Your Happy Healthy Pet
by Betsy Sikoro Siino
The usual brief history, description of the animals, instructions on their care, handling, feeding and so on. Some things that I noticed: everyone seems to have a slight different take on the history of how hamsters became domesticated. This book tells of hamsters being "discovered" in 1829 and later 1930 by two different zoologists- the first British, the second from a Hebrew University in Jerusalem. The second zoologist brought a family of hamsters back to captivity, but "because so little was known about their care" only three survived to become the basis of a breeding program. Vague mention is also made of their role in research. Other things I learned: hamsters can be allergic to certain kinds of bedding, odors in the air from smoke or cleaning materials, even some food items. Hamsters can catch colds from people and suffer from heatstroke if left in the sun. They can also go into hibernation if it gets too cold (home loosing power when temperatures are low, for example).
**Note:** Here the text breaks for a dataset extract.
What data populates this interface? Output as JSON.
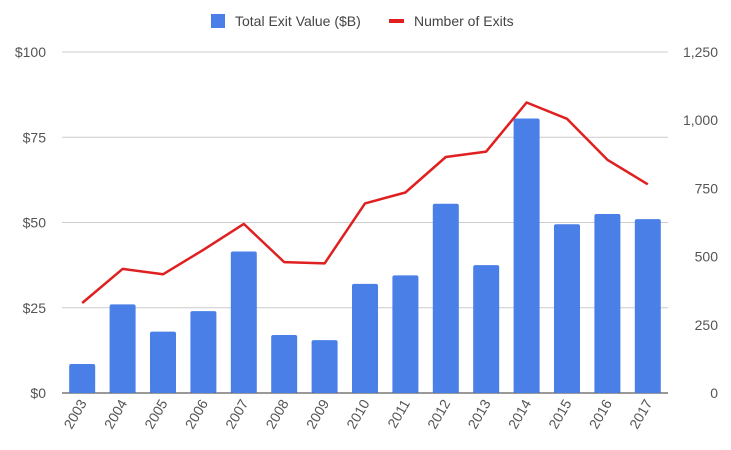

There's a nice little section refuting some misconceptions about hamsters, and to my surprise, suggestion that if your hamster is not too nervous, you might just take him along when you go on an extended vacation! This author obviously does not approve of exercise wheels, remarking several times that their use can become an addictive behavior and the hamster should only use them periodically, not have constant access.
The book talks quite a bit about why hamsters are so phenomenally popular as pets, especially when most other rodents are disliked by most people. She attributes this to their lack of a tail. Hm. Also notes the Japanese cartoon and books Hamtaro (I've read that!)
Borrowed this one from the public library.